Principi validi per tutti
Questi principi non sono validi solo per chi ha figli. Infatti se siamo dei discepoli di Cristo maturi, abbiamo comunque la responsabilità di essere di esempio alle generazioni più giovani.
Paolo scrisse a Tito: “Esorta ugualmente i giovani a essere saggi, presentando te stesso in ogni cosa come esempio di opere buone; mostrando nell’insegnamento integrità, dignità, linguaggio sano, irreprensibile, perché l’avversario resti confuso, non avendo nulla di male da dire contro di noi” (Tito 2:6-8).
Insegnare non solo con la parole ma attraverso l’esempio è proprio la caratteristica di un vero discepolato cristiano. Infatti la parola discepolo significa letteralmente “uno che impara” ma il discepolo, come era inteso anche ai tempi di Gesù, imparava stando a stretto contatto con il maestro, assorbendone le parole ma anche l’esempio di vita.
Gesù fece proprio così con i propri discepoli, come riassume la famosa frase che disse dopo aver lavato loro i piedi: “Infatti vi ho dato un esempio, affinché anche voi facciate come vi ho fatto Io” (Giovanni 13:15).
Se pensiamo alla chiesa come ad una famiglia più allargata, ci rendiamo conto che, proprio come in famiglia, non saranno le parole e i buoni consigli a fare la differenza, ma la pratica cristiana che i giovani vedranno in coloro che hanno più esperienza nella fede.

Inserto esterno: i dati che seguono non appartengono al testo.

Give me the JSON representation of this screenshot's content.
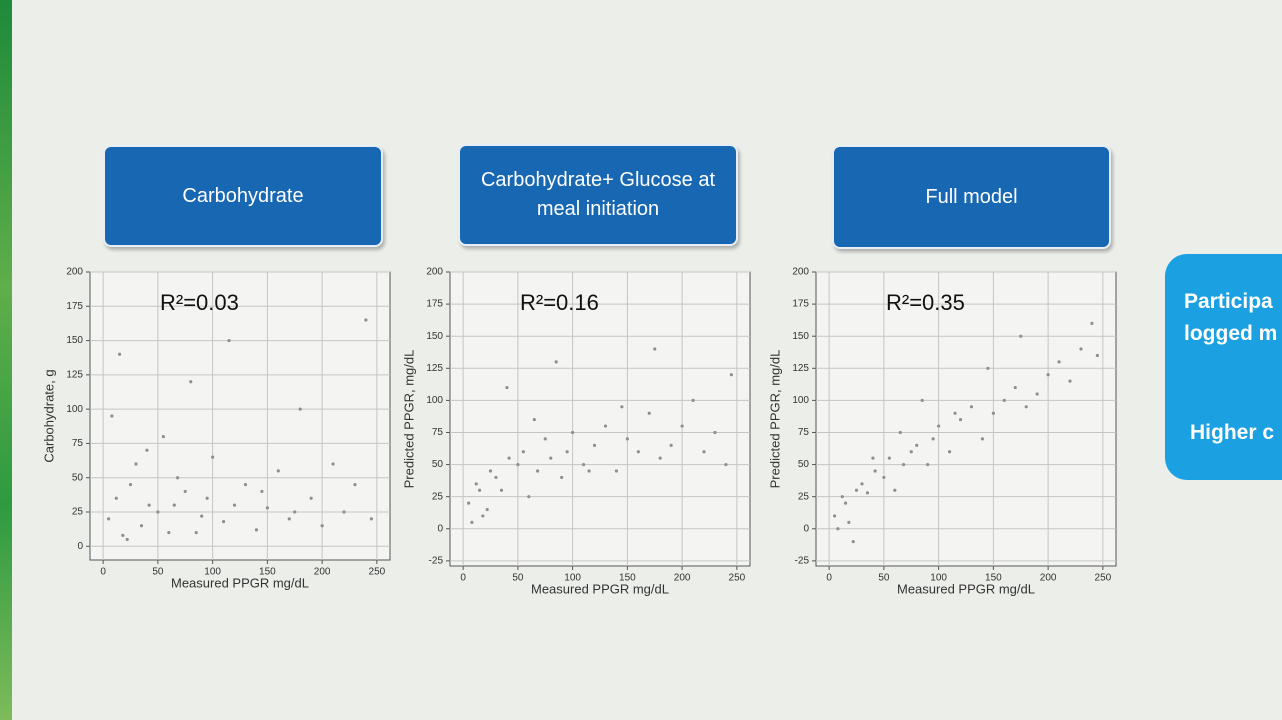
{
  "slide": {
    "side_panel": {
      "lines": [
        "Participa",
        "logged m",
        "Higher c"
      ]
    }
  },
  "chart_data": [
    {
      "type": "scatter",
      "title": "Carbohydrate",
      "annotation": "R²=0.03",
      "x_label": "Measured PPGR mg/dL",
      "y_label": "Carbohydrate, g",
      "color": "#8f8f8f",
      "grid": true,
      "xlim": [
        -12,
        262
      ],
      "ylim": [
        -10,
        200
      ],
      "xticks": [
        0,
        50,
        100,
        150,
        200,
        250
      ],
      "yticks": [
        0,
        25,
        50,
        75,
        100,
        125,
        150,
        175,
        200
      ],
      "x": [
        5,
        12,
        18,
        25,
        30,
        35,
        42,
        50,
        55,
        60,
        68,
        75,
        80,
        90,
        95,
        100,
        110,
        120,
        130,
        140,
        150,
        160,
        170,
        180,
        190,
        200,
        210,
        220,
        230,
        245,
        8,
        15,
        22,
        40,
        65,
        85,
        115,
        145,
        175,
        240
      ],
      "y": [
        20,
        35,
        8,
        45,
        60,
        15,
        30,
        25,
        80,
        10,
        50,
        40,
        120,
        22,
        35,
        65,
        18,
        30,
        45,
        12,
        28,
        55,
        20,
        100,
        35,
        15,
        60,
        25,
        45,
        20,
        95,
        140,
        5,
        70,
        30,
        10,
        150,
        40,
        25,
        165
      ]
    },
    {
      "type": "scatter",
      "title": "Carbohydrate+ Glucose at meal initiation",
      "annotation": "R²=0.16",
      "x_label": "Measured PPGR mg/dL",
      "y_label": "Predicted PPGR, mg/dL",
      "color": "#8f8f8f",
      "grid": true,
      "xlim": [
        -12,
        262
      ],
      "ylim": [
        -29,
        200
      ],
      "xticks": [
        0,
        50,
        100,
        150,
        200,
        250
      ],
      "yticks": [
        -25,
        0,
        25,
        50,
        75,
        100,
        125,
        150,
        175,
        200
      ],
      "x": [
        5,
        12,
        18,
        25,
        30,
        35,
        42,
        50,
        55,
        60,
        68,
        75,
        80,
        90,
        95,
        100,
        110,
        120,
        130,
        140,
        150,
        160,
        170,
        180,
        190,
        200,
        210,
        220,
        230,
        245,
        8,
        15,
        22,
        40,
        65,
        85,
        115,
        145,
        175,
        240
      ],
      "y": [
        20,
        35,
        10,
        45,
        40,
        30,
        55,
        50,
        60,
        25,
        45,
        70,
        55,
        40,
        60,
        75,
        50,
        65,
        80,
        45,
        70,
        60,
        90,
        55,
        65,
        80,
        100,
        60,
        75,
        120,
        5,
        30,
        15,
        110,
        85,
        130,
        45,
        95,
        140,
        50
      ]
    },
    {
      "type": "scatter",
      "title": "Full model",
      "annotation": "R²=0.35",
      "x_label": "Measured PPGR mg/dL",
      "y_label": "Predicted PPGR, mg/dL",
      "color": "#8f8f8f",
      "grid": true,
      "xlim": [
        -12,
        262
      ],
      "ylim": [
        -29,
        200
      ],
      "xticks": [
        0,
        50,
        100,
        150,
        200,
        250
      ],
      "yticks": [
        -25,
        0,
        25,
        50,
        75,
        100,
        125,
        150,
        175,
        200
      ],
      "x": [
        5,
        12,
        18,
        25,
        30,
        35,
        42,
        50,
        55,
        60,
        68,
        75,
        80,
        90,
        95,
        100,
        110,
        120,
        130,
        140,
        150,
        160,
        170,
        180,
        190,
        200,
        210,
        220,
        230,
        245,
        8,
        15,
        22,
        40,
        65,
        85,
        115,
        145,
        175,
        240
      ],
      "y": [
        10,
        25,
        5,
        30,
        35,
        28,
        45,
        40,
        55,
        30,
        50,
        60,
        65,
        50,
        70,
        80,
        60,
        85,
        95,
        70,
        90,
        100,
        110,
        95,
        105,
        120,
        130,
        115,
        140,
        135,
        0,
        20,
        -10,
        55,
        75,
        100,
        90,
        125,
        150,
        160
      ]
    }
  ]
}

Ci stiamo davvero preoccupando di formare la prossima generazione di uomini e donne trasmettendo loro un amore vero per il Signore o stiamo trasmettendo solo una religione che non intacca il nostro stile di vita?
In un mondo sempre più lontano da Dio, sempre più lanciato verso la sua fine, abbiamo una grande responsabilità verso la generazione che viene dopo di noi. Il più bel regalo che possiamo fare a nostro figlio o ad un credente più giovane è dargli un buon esempio.